Brother Baba Budan
When it comes to coffee places, I’ve got a typically fatboo-esque saying. And it’s about how coffee alchemist, Mark Dundon, has erected a “Holy Trinity” of cafés: Seven Seeds in Carlton, De Clieu in Fitzroy, and in the CBD itself, we got Brother Baba Budan.
There’s a story behind why all three places were named so, it’s all linked to the histories behind coffee, along with possible mythological aspects towards my favourite bean. All that said, I still think ‘Brother Baba Budan’ is quite a monkish, clunky name for a café. This little caffeine nook sits in a tight corner space on Little Bourke St… right beside that wandersome, graffitti’ed alley called Rankins Ln where the white stark walls and ‘coffee-faces’ of Manchester Press resides.
Pictured below, a lovely cappuccino from the Brother’s BB… as ordered and enjoyed by my friend, Castletime. That was a long time ago, when I had only just started blogging. I had a very very lovely flat white at Seven Seeds a month before, and was hoping it’d be as great here.
These days, I prefer having magics and piccolos in Melbourne’s cafés, causing confusion to some waiting staff who’d never heard of a drink as wankily named as a “Magic!”. But I’ve now learnt that I could always specify for a “double ristretto three quarter flat white” and the barista would generally know exactly what it is I’m after and happily have a crack at it.
Whatever it is, I know I am in good hands when I’m visiting a specialty coffee café. I-Hua and I popped in here for coffees after our rich rich visit to EARL Canteen nearby. I wish I worked in the CBD, so many wonderful places so close at hand that you can stroll into! I-Hua tells me they rotate the baristas between here and Seven Seeds, so after some scrutiny, I did notice a familiar face or two.
Here’s my piccolo (top left), using Seven Seed’s new season’s beans for 2012, It wasn’t too bad, with a slightly broken milk cap, and a mild but noticeable chemical-ish aftertaste during the last few sips.

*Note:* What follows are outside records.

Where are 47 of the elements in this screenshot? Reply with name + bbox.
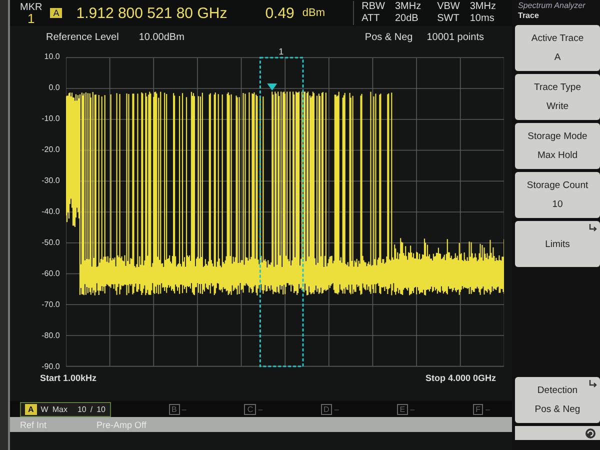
y-axis-label: -30.0 <box>42 176 60 186</box>
y-axis-label: -20.0 <box>42 145 60 155</box>
trace-status[interactable]: A W Max 10 / 10 <box>20 402 111 416</box>
marker-number: 1 <box>28 13 35 24</box>
back-circle-icon[interactable] <box>585 428 596 438</box>
y-axis-label: 0.0 <box>48 83 60 93</box>
setting-value: 3MHz <box>394 1 422 13</box>
softkey[interactable]: Active Trace A <box>515 25 600 71</box>
setting-label: SWT <box>437 13 460 25</box>
marker-number-label: 1 <box>278 46 284 57</box>
trace-badge: A <box>50 8 62 18</box>
start-frequency: Start 1.00kHz <box>40 373 97 383</box>
status-text: Pre-Amp Off <box>96 420 146 430</box>
marker-frequency: 1.912 800 521 80 GHz <box>76 4 228 22</box>
y-axis-label: -60.0 <box>42 269 60 279</box>
submenu-arrow-icon <box>589 224 597 232</box>
status-text: Ref Int <box>20 420 47 430</box>
marker-label: MKR <box>20 2 42 13</box>
marker-unit: dBm <box>302 7 326 19</box>
setting-label: ATT <box>362 13 381 25</box>
y-axis-label: -80.0 <box>42 331 60 341</box>
submenu-arrow-icon <box>589 380 597 388</box>
app-title: Spectrum Analyzer <box>518 1 586 11</box>
setting-label: RBW <box>362 1 385 13</box>
setting-value: 10ms <box>470 13 496 25</box>
setting-value: 20dB <box>394 13 420 25</box>
softkey[interactable]: Limits <box>515 221 600 267</box>
softkey[interactable]: Trace Type Write <box>515 74 600 120</box>
y-axis-label: -10.0 <box>42 114 60 124</box>
detector-text: Pos & Neg <box>364 32 413 43</box>
softkey[interactable]: Storage Count 10 <box>515 172 600 218</box>
y-axis-label: -90.0 <box>42 362 60 372</box>
reference-level-value: 10.00dBm <box>138 32 184 43</box>
menu-title: Trace <box>518 11 540 21</box>
points-text: 10001 points <box>426 32 484 43</box>
setting-label: VBW <box>437 1 460 13</box>
marker-level: 0.49 <box>265 4 294 22</box>
y-axis-label: 10.0 <box>44 52 60 62</box>
y-axis-label: -70.0 <box>42 300 60 310</box>
y-axis-label: -40.0 <box>42 207 60 217</box>
softkey[interactable]: Storage Mode Max Hold <box>515 123 600 169</box>
softkey[interactable]: Detection Pos & Neg <box>515 377 600 423</box>
stop-frequency: Stop 4.000 0GHz <box>425 373 496 383</box>
setting-value: 3MHz <box>470 1 496 13</box>
marker-triangle-icon <box>267 84 277 90</box>
reference-level-label: Reference Level <box>46 32 119 43</box>
y-axis-label: -50.0 <box>42 238 60 248</box>
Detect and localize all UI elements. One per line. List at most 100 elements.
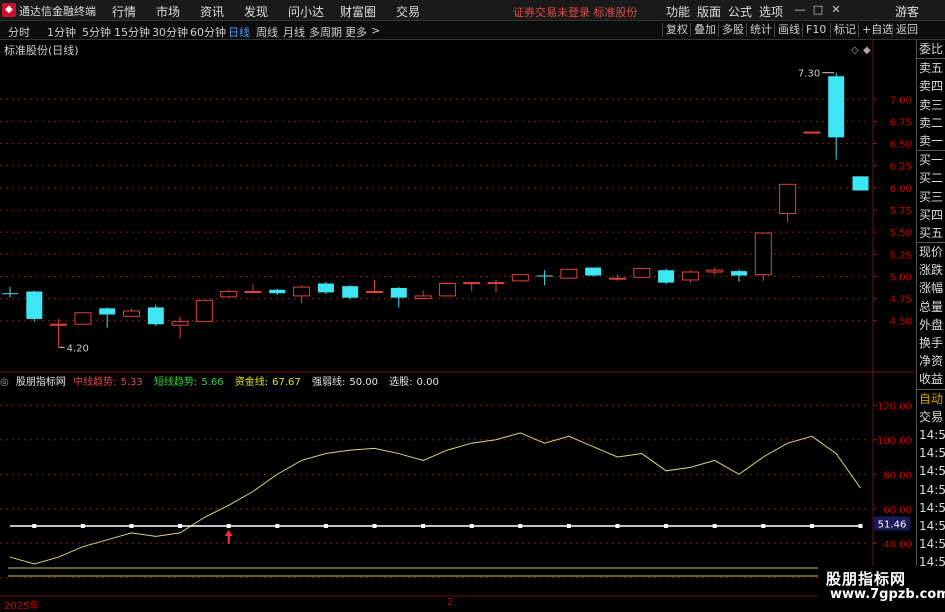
tool-huaxian[interactable]: 画线 (774, 23, 803, 37)
period-5min[interactable]: 5分钟 (82, 24, 111, 40)
tool-fuquan[interactable]: 复权 (662, 23, 691, 37)
y-tick-label: 80.00 (883, 470, 912, 481)
candle-body-down (390, 287, 407, 298)
tool-diejia[interactable]: 叠加 (690, 23, 719, 37)
candle-body-up (754, 232, 772, 276)
strength-marker (178, 524, 183, 528)
strength-marker (809, 524, 814, 528)
menu-jiaoyi[interactable]: 交易 (396, 3, 420, 20)
y-tick-label: 6.00 (890, 184, 912, 195)
period-weekly[interactable]: 周线 (256, 24, 278, 40)
tool-back[interactable]: 返回 (892, 23, 921, 37)
quote-change-pct: 涨幅 (919, 281, 944, 296)
strength-marker (469, 524, 474, 528)
strength-marker (421, 524, 426, 528)
maximize-icon[interactable]: □ (810, 2, 826, 18)
chart-title: 标准股份(日线) (4, 44, 79, 57)
chevron-right-icon[interactable]: > (371, 24, 380, 37)
right-quote-panel: 委比 卖五 卖四 卖三 卖二 卖一 买一 买二 买三 买四 买五 现价 涨跌 涨… (916, 40, 945, 609)
menu-caifuquan[interactable]: 财富圈 (340, 3, 376, 20)
quote-sell4: 卖四 (919, 79, 944, 94)
indicator-name[interactable]: 股朋指标网 (16, 377, 66, 388)
y-tick-label: 60.00 (883, 505, 912, 516)
candle-body-down (828, 76, 845, 138)
candle-body-up (50, 323, 68, 326)
field-zijinxian: 资金线: 67.67 (234, 377, 301, 388)
y-tick-label: 6.50 (890, 140, 912, 151)
buy-signal-arrow-icon (224, 530, 233, 544)
candle-body-down (658, 270, 675, 283)
tick-time: 14:56 (919, 500, 945, 515)
candle-body-up (681, 271, 699, 281)
period-more[interactable]: 更多 (345, 24, 367, 40)
indicator-settings-icon[interactable]: ◎ (0, 377, 9, 388)
candle-body-up (123, 310, 140, 317)
strength-marker (372, 524, 377, 528)
site-watermark: 股朋指标网 www.7gpzb.com (818, 566, 945, 609)
tool-f10[interactable]: F10 (802, 23, 829, 37)
close-icon[interactable]: ✕ (828, 2, 844, 18)
y-tick-label: 5.75 (890, 206, 912, 217)
menu-shichang[interactable]: 市场 (156, 3, 180, 20)
chart-area[interactable]: 7.00 6.75 6.50 6.25 6.00 5.75 5.50 5.25 5.00 4.75… (0, 40, 915, 609)
indicator-header: ◎ 股朋指标网 中线趋势: 5.33 短线趋势: 5.66 资金线: 67.67 强弱… (0, 373, 447, 389)
quote-change: 涨跌 (919, 263, 944, 278)
period-daily[interactable]: 日线 (228, 24, 250, 40)
candle-body-up (438, 283, 456, 297)
tool-duogu[interactable]: 多股 (718, 23, 747, 37)
candle-body-down (852, 176, 869, 191)
login-notice[interactable]: 证券交易未登录 标准股份 (513, 4, 638, 20)
period-multi[interactable]: 多周期 (309, 24, 342, 40)
auto-trade-button[interactable]: 自动 (917, 388, 945, 408)
quote-buy1: 买一 (917, 150, 945, 169)
tool-biaoji[interactable]: 标记 (830, 23, 859, 37)
user-guest[interactable]: 游客 (895, 3, 919, 20)
candle-body-up (609, 277, 626, 280)
menu-banmian[interactable]: 版面 (697, 3, 721, 20)
strength-marker (615, 524, 620, 528)
period-1min[interactable]: 1分钟 (47, 24, 76, 40)
candle-body-down (342, 286, 359, 298)
strength-marker (323, 524, 328, 528)
menu-gongneng[interactable]: 功能 (666, 3, 690, 20)
menu-wenxiaoda[interactable]: 问小达 (288, 3, 324, 20)
watermark-url: www.7gpzb.com (830, 587, 945, 602)
period-60min[interactable]: 60分钟 (190, 24, 226, 40)
y-tick-label: 5.25 (890, 250, 912, 261)
tool-tongji[interactable]: 统计 (746, 23, 775, 37)
y-tick-label: 5.50 (890, 228, 912, 239)
candle-body-up (706, 269, 724, 273)
x-axis-year: 2025年 (4, 601, 40, 612)
menu-zixun[interactable]: 资讯 (200, 3, 224, 20)
tool-add-watchlist[interactable]: +自选 (858, 23, 896, 37)
y-tick-label: 120.00 (877, 401, 912, 412)
candle-body-up (463, 282, 481, 285)
strength-marker (129, 524, 134, 528)
period-15min[interactable]: 15分钟 (114, 24, 150, 40)
period-30min[interactable]: 30分钟 (152, 24, 188, 40)
trade-button[interactable]: 交易 (917, 408, 945, 426)
candle-body-up (633, 267, 651, 278)
candle-body-up (171, 321, 189, 326)
strength-marker (566, 524, 571, 528)
app-title: 通达信金融终端 (19, 5, 96, 18)
candle-body-up (366, 290, 383, 293)
title-bar: ◆ 通达信金融终端 行情 市场 资讯 发现 问小达 财富圈 交易 证券交易未登录… (0, 0, 945, 21)
current-value-label: 51.46 (878, 519, 907, 530)
y-tick-label: 6.25 (890, 162, 912, 173)
quote-sell1: 卖一 (919, 133, 944, 148)
candle-body-up (74, 312, 92, 325)
menu-faxian[interactable]: 发现 (244, 3, 268, 20)
menu-xuanxiang[interactable]: 选项 (759, 3, 783, 20)
strength-marker (664, 524, 669, 528)
menu-gongshi[interactable]: 公式 (728, 3, 752, 20)
candle-body-down (99, 308, 116, 315)
minimize-icon[interactable]: — (792, 2, 808, 18)
period-monthly[interactable]: 月线 (283, 24, 305, 40)
period-fenshi[interactable]: 分时 (8, 24, 30, 40)
menu-hangqing[interactable]: 行情 (112, 3, 136, 20)
tick-time: 14:56 (919, 427, 945, 442)
tick-time: 14:56 (919, 518, 945, 533)
x-axis: 2025年 2 (0, 597, 915, 612)
candle-body-down (731, 271, 747, 276)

So this cup wasn’t quite as smoothly made and served as I’d have liked.
And here’s I-Hua’s skinny latte (bottom right), which looked a little anemic, if I may point out. She said it was milky but liked how smooth it was. My palate now prefers my coffees strong, so the sip I took from her cup basically tasted like milk, ha ha! Doubt I can ever order lattes or flat whites anymore!

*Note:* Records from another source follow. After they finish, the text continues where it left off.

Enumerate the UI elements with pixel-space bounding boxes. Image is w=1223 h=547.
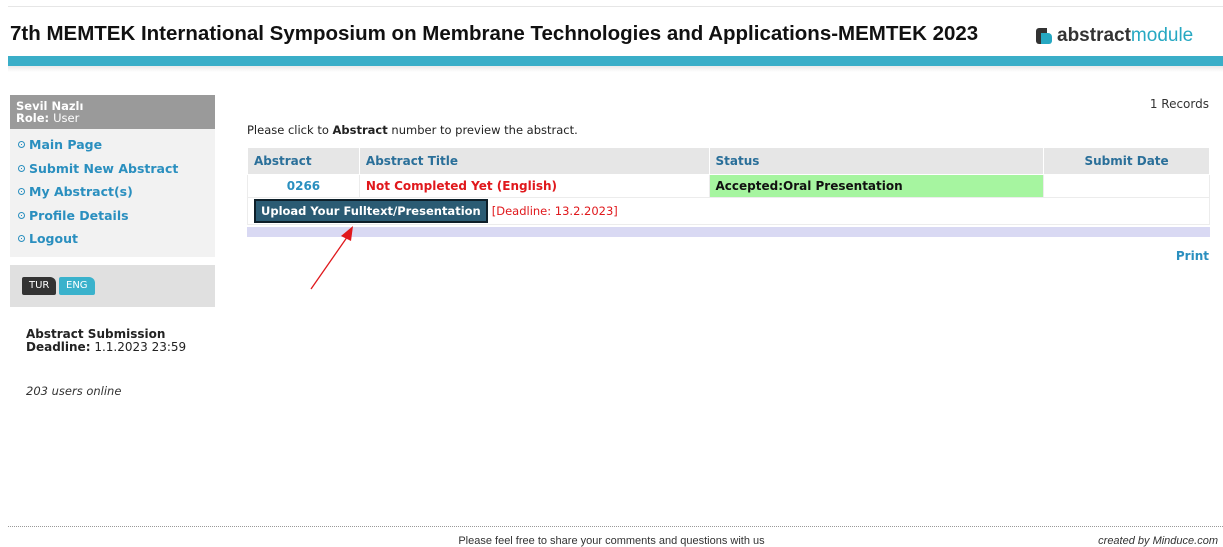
upload-row: Upload Your Fulltext/Presentation [Deadli…	[247, 197, 1210, 225]
sidebar-item-label: Profile Details	[29, 207, 129, 223]
sidebar-item-main-page[interactable]: Main Page	[10, 133, 215, 157]
bullet-icon	[18, 164, 25, 172]
col-header-abstract-title: Abstract Title	[358, 147, 710, 175]
sidebar-item-label: Main Page	[29, 137, 103, 153]
page-header: 7th MEMTEK International Symposium on Me…	[0, 0, 1223, 72]
role-value: User	[53, 111, 80, 125]
col-header-abstract: Abstract	[247, 147, 360, 175]
submit-date-cell	[1043, 174, 1210, 198]
instruction-post: number to preview the abstract.	[391, 123, 578, 137]
sidebar-item-label: Logout	[29, 231, 78, 247]
instruction-pre: Please click to	[247, 123, 329, 137]
records-count: 1 Records	[1149, 97, 1209, 111]
logo-text-abstract: abstract	[1057, 25, 1131, 46]
lang-tur-button[interactable]: TUR	[22, 276, 57, 295]
symposium-title: 7th MEMTEK International Symposium on Me…	[10, 22, 979, 45]
logo-icon	[1036, 28, 1052, 44]
upload-cell: Upload Your Fulltext/Presentation [Deadli…	[247, 197, 1210, 225]
logo-text-module: module	[1130, 25, 1194, 46]
table-row: 0266 Not Completed Yet (English) Accepte…	[247, 174, 1210, 198]
submission-deadline: Abstract Submission Deadline: 1.1.2023 2…	[26, 328, 186, 354]
deadline-prefix: Deadline:	[26, 340, 91, 354]
header-accent-bar	[8, 56, 1223, 66]
users-online: 203 users online	[26, 384, 122, 398]
abstracts-table: Abstract Abstract Title Status Submit Da…	[247, 147, 1210, 225]
table-footer-bar	[247, 227, 1210, 237]
bullet-icon	[18, 141, 25, 149]
upload-fulltext-button[interactable]: Upload Your Fulltext/Presentation	[254, 199, 488, 223]
deadline-label: Abstract Submission	[26, 327, 166, 341]
logo-text: abstractmodule	[1057, 25, 1193, 47]
footer-credit[interactable]: created by Minduce.com	[1098, 535, 1218, 547]
col-header-submit-date: Submit Date	[1043, 147, 1210, 175]
col-header-status: Status	[708, 147, 1045, 175]
language-switcher: TUR ENG	[10, 264, 215, 307]
header-shadow	[8, 66, 1223, 72]
sidebar-item-submit-new-abstract[interactable]: Submit New Abstract	[10, 157, 215, 181]
deadline-value: 1.1.2023 23:59	[94, 340, 187, 354]
sidebar-item-label: My Abstract(s)	[29, 184, 133, 200]
table-header-row: Abstract Abstract Title Status Submit Da…	[247, 147, 1210, 175]
instruction-bold: Abstract	[332, 123, 388, 137]
upload-deadline: [Deadline: 13.2.2023]	[491, 204, 618, 218]
sidebar-item-logout[interactable]: Logout	[10, 227, 215, 251]
footer-feedback-text[interactable]: Please feel free to share your comments …	[0, 535, 1223, 547]
bullet-icon	[18, 235, 25, 243]
sidebar: Sevil Nazlı Role: User Main Page Submit …	[10, 95, 215, 307]
sidebar-item-label: Submit New Abstract	[29, 160, 179, 176]
bullet-icon	[18, 188, 25, 196]
sidebar-item-profile-details[interactable]: Profile Details	[10, 204, 215, 228]
sidebar-menu: Main Page Submit New Abstract My Abstrac…	[10, 129, 215, 257]
sidebar-item-my-abstracts[interactable]: My Abstract(s)	[10, 180, 215, 204]
print-link[interactable]: Print	[1176, 249, 1209, 263]
bullet-icon	[18, 211, 25, 219]
status-badge: Accepted:Oral Presentation	[708, 174, 1045, 198]
user-role: Role: User	[16, 112, 215, 124]
abstract-number-link[interactable]: 0266	[247, 174, 360, 198]
lang-eng-button[interactable]: ENG	[59, 276, 95, 295]
footer-divider	[8, 526, 1223, 527]
instruction-text: Please click to Abstract number to previ…	[247, 123, 578, 137]
abstract-title-cell: Not Completed Yet (English)	[358, 174, 710, 198]
user-info-box: Sevil Nazlı Role: User	[10, 95, 215, 129]
abstractmodule-logo[interactable]: abstractmodule	[1036, 24, 1193, 48]
role-label: Role:	[16, 111, 50, 125]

In short, I wasn’t too impressed with BBB’s coffees that day. I thought Brother Baba Budan had fallen a little short off the mark for a café with Mark Dundon’s cred behind it. Granted, it was busy that afternoon… and yes, that piccolo was still pretty good… but for me, it didn’t hit the spot..
BBB, a fortnight later…
Looking back, I certainly have come quite a long way, going from bowlish cups of milky flat whites to the now smaller and punchier servings of piccolos. A good piccolo or magic isn’t easy to make well, so I hold a profound respect for baristas and cafés who can serve up a good one consistently… at any time, and to anyone.
Fortunately, I revisited the Bros a fortnight later. It’s a different team behind the machines this time, and their coffees tasted better. I grabbed a single origin piccolo (top right) and from the foam cap, you can already tell it’s a much better offering. I could taste the zest behind the bean, with teasing hints in the crema. That’s what I was looking for… PixelAnt’s house blend magic (bottom left) also deliciously hit the spot.
I know I shouldn’t cast judgement on a café just from three visits, but I think BBB usually serves good coffees, but they can occasionally be inconsistent. I’d still come back if I’m in the vicinity as long as I get more hits than misses.